Factors insurance companies consider before providing coverage
When deciding whether to award an applicant with a Cybersecurity insurance policy, many insurance carriers look closely at what the organization is already doing in terms of fortifying their lines of defense.
These are all qualitative measures, because, as it has been pointed out throughout this series, there are currently no known financial models or other types of assessment tools in the insurance industry that can quantify the level of risk that an applicant represents. At the present time, here is what an insurance company typically looks at when evaluating an applicant:
- If perimeter security has been installed. Typically, this includes a mixture of the use of Firewalls, Routers, and Network Intrusion devices. The insurance company wants to be assured that the organization has taken a proactive approach in deploying these tools to protect both their IT and Network Infrastructures.
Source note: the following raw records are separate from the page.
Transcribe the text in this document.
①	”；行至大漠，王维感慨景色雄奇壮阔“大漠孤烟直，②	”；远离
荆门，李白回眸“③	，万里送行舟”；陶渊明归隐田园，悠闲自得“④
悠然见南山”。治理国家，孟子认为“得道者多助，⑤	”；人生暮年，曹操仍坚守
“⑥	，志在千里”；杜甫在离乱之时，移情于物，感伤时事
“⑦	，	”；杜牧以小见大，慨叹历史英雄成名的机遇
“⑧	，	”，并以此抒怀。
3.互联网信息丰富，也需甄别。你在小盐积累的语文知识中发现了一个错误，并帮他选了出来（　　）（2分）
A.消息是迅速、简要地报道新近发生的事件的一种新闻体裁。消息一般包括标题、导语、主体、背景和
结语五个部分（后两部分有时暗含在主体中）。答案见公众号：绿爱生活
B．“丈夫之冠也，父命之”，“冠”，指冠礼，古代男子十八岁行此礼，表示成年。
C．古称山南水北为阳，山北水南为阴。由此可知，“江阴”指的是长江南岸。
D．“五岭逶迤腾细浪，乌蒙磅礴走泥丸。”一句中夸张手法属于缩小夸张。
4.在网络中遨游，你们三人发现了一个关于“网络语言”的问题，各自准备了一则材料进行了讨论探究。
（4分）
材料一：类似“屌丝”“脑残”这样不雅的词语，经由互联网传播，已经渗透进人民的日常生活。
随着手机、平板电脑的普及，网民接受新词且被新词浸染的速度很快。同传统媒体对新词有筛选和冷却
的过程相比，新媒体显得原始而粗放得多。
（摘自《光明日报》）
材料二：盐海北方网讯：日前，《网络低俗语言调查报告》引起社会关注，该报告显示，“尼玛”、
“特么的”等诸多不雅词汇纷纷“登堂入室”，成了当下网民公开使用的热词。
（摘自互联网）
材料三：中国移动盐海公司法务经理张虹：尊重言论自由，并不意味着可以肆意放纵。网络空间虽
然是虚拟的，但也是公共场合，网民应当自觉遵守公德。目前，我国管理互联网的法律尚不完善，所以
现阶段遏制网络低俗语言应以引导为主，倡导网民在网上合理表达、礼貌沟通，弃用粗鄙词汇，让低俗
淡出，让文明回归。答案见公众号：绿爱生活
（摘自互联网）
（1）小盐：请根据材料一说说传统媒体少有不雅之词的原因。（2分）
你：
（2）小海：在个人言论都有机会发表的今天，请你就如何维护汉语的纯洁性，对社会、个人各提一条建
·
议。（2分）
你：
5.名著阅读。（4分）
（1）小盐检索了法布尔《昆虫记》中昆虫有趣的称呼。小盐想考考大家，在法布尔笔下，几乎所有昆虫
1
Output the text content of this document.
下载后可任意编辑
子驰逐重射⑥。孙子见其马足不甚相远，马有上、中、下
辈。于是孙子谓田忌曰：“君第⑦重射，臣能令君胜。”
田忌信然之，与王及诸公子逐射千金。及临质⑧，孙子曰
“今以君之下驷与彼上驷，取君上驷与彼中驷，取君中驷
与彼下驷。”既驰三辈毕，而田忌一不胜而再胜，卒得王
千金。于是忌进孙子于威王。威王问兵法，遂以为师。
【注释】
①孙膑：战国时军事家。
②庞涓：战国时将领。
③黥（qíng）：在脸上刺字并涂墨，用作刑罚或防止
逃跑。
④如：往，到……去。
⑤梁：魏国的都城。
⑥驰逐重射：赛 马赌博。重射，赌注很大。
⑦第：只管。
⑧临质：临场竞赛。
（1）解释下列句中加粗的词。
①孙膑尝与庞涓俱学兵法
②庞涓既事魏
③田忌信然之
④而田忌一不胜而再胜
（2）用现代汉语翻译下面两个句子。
- Making sure that there is a Security Policy in place and is being enforced. Although this is one of the first items that any business or corporation should address for their own sake, this is one of the of key areas an insurer will look for when an application is submitted for a Cybersecurity Insurance policy. The insurance company wants to see that it the Security Policy is being updated on a regular basis, and that all employees are abiding by the policy rules.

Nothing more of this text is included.